Dec. 24 (Bloomberg) -- The Roman Catholic Archbishop of Washington and the archdiocese’s schools failed to persuade a judge to delay her order that they provide cost-free coverage for contraceptive services to employees to comply with Obamacare.
U.S. District Judge Amy Jackson in Washington yesterday denied the archbishop’s request to freeze her Dec. 20 order, in which she rejected arguments that the requirement violates religious freedom, while the U.S. Court of Appeals in Washington considers an appeal by the church and the schools. The request was filed on an emergency basis as the deadline for the mandate is Jan. 1.
Following Jackson’s rejection, the archbishop’s lawyers asked the appeals court to put her ruling on hold. Determining whether insurance coverage for contraceptives violates religious beliefs is “for individual believers, not courts,” the archbishop said in a filing with the appeals court.
The U.S. Supreme Court on Nov. 26 agreed to hear two cases brought by business owners who object on religious grounds to the birth-control mandate. The lawsuits by the for-profit employers, the craft store chain Hobby Lobby Stores Inc. and Conestoga Wood Specialties Corp., will be the court’s first look at President Barack Obama’s biggest legislative accomplishment since a majority of the justices upheld the core of the Patient Protection and Affordable Care Act in 2012.
Previously, appeals courts in Chicago, Denver and Washington ruled the mandate may violate religious freedom, while appellate panels in Philadelphia and Cincinnati had sided with the government.
Under a revision to Affordable Care Act coverage requirements, Catholic health and education groups are to notify third-party benefit administrators of their objections to the contraception mandate and allow them to provide coverage to employees by Jan. 1. Jackson, disagreeing with the plaintiffs, said that notification requirement wasn’t a substantial burden on the groups’ religious rights.
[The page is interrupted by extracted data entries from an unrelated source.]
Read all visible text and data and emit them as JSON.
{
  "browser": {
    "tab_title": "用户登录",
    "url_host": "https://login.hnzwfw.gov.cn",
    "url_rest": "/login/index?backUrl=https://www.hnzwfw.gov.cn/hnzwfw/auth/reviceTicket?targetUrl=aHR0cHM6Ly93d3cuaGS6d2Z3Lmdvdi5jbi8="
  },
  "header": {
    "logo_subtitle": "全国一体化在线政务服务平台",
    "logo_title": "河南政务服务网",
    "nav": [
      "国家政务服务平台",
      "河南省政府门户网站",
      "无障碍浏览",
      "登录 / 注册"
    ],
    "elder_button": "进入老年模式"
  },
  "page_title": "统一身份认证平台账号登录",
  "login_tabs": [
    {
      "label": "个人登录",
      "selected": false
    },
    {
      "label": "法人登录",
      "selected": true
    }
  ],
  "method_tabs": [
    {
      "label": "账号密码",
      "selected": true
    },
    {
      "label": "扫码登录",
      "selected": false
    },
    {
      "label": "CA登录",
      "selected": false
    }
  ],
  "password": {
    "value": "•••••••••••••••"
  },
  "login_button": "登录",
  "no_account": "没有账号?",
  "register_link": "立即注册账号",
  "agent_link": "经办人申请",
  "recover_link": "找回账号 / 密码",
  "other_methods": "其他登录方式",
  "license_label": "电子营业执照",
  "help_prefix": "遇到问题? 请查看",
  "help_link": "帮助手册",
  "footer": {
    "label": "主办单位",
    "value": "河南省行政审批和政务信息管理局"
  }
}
The claims the archbishop made are “practically identical” to those the archdiocese made in a previous case that Jackson threw out in January, she said in her ruling.
Jackson’s ruling conflicts with a Dec. 16 order by U.S. District Judge Brian Cogan in Brooklyn, New York, that barred the government from enforcing the mandate against a group of New York-based Catholic health and educational organizations. This month, the University of Notre Dame filed a complaint in federal court in South Bend, Indiana, challenging the law.
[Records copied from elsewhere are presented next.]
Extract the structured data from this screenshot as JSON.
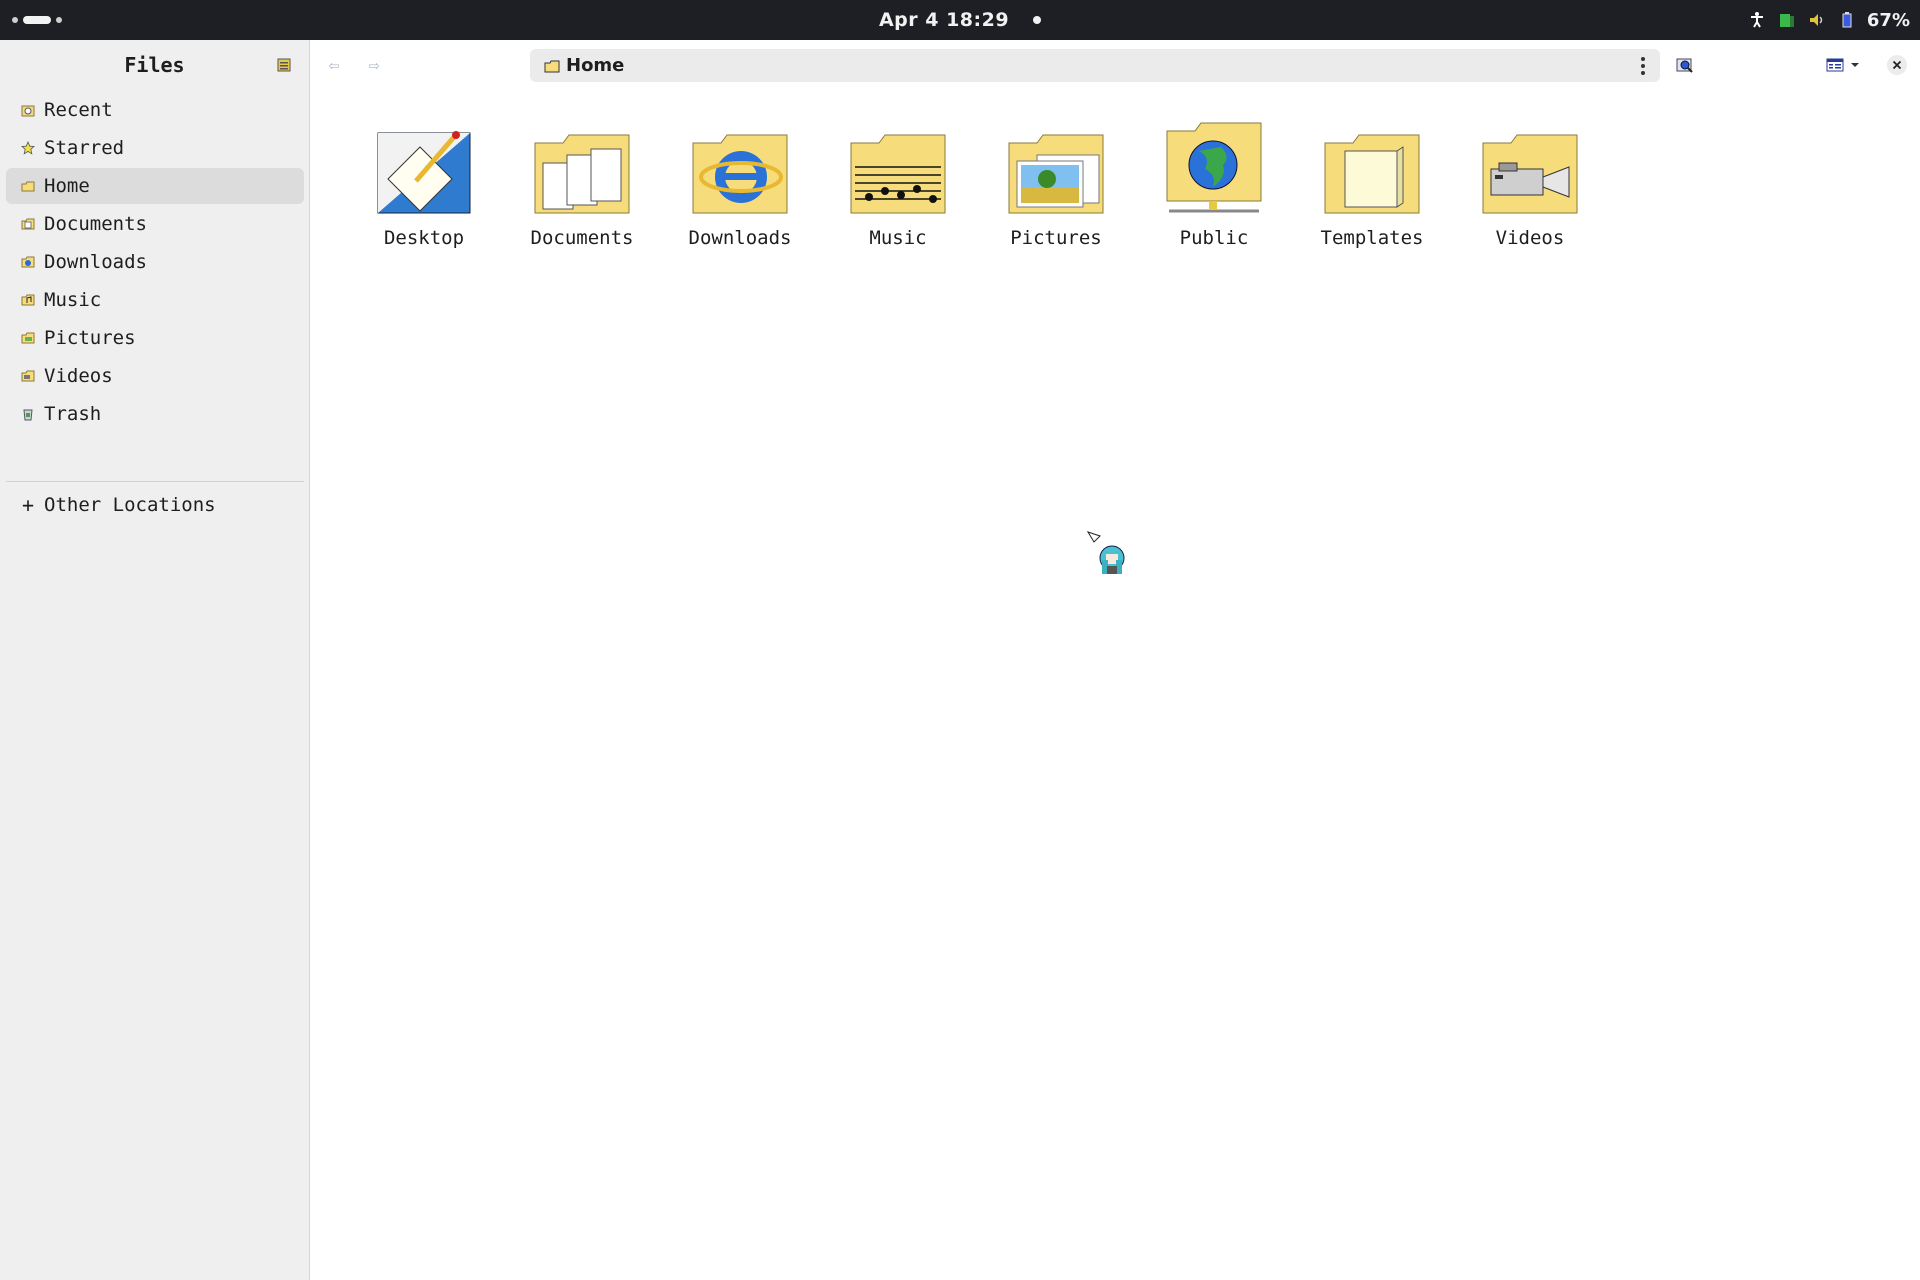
{
  "topbar": {
    "clock": "Apr 4 18:29",
    "battery": "67%",
    "icons": [
      "accessibility-icon",
      "network-icon",
      "volume-icon",
      "battery-icon"
    ]
  },
  "sidebar": {
    "title": "Files",
    "items": [
      {
        "label": "Recent",
        "icon": "recent-icon"
      },
      {
        "label": "Starred",
        "icon": "star-icon"
      },
      {
        "label": "Home",
        "icon": "home-icon",
        "active": true
      },
      {
        "label": "Documents",
        "icon": "documents-icon"
      },
      {
        "label": "Downloads",
        "icon": "downloads-icon"
      },
      {
        "label": "Music",
        "icon": "music-icon"
      },
      {
        "label": "Pictures",
        "icon": "pictures-icon"
      },
      {
        "label": "Videos",
        "icon": "videos-icon"
      },
      {
        "label": "Trash",
        "icon": "trash-icon"
      }
    ],
    "other_locations": "Other Locations"
  },
  "pathbar": {
    "current": "Home"
  },
  "folders": [
    {
      "name": "Desktop",
      "icon": "desktop-folder-icon"
    },
    {
      "name": "Documents",
      "icon": "documents-folder-icon"
    },
    {
      "name": "Downloads",
      "icon": "downloads-folder-icon"
    },
    {
      "name": "Music",
      "icon": "music-folder-icon"
    },
    {
      "name": "Pictures",
      "icon": "pictures-folder-icon"
    },
    {
      "name": "Public",
      "icon": "public-folder-icon"
    },
    {
      "name": "Templates",
      "icon": "templates-folder-icon"
    },
    {
      "name": "Videos",
      "icon": "videos-folder-icon"
    }
  ],
  "colors": {
    "topbar_bg": "#1d1f24",
    "sidebar_bg": "#efefef",
    "active_row": "#dcdcdc",
    "folder_yellow": "#f7dc7c"
  }
}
David Timothy Raimer, a lawyer representing the Roman Catholic Archbishop of Washington, didn’t immediately respond to a phone call seeking comment on yesterday’s ruling.
The appeal is Roman Catholic Archbishop of Washington v. Sebelius, 13-5371, U.S. Court of Appeals for the District of Columbia. The district court case is Roman Catholic Archbishop of Washington v. Sebelius, 13-cv-01441, U.S. District Court, District of Columbia (Washington).
The New York case is Roman Catholic Archdiocese of New York v. Sebelius, 12-cv-2542, U.S. District Court, Eastern District of New York (Brooklyn).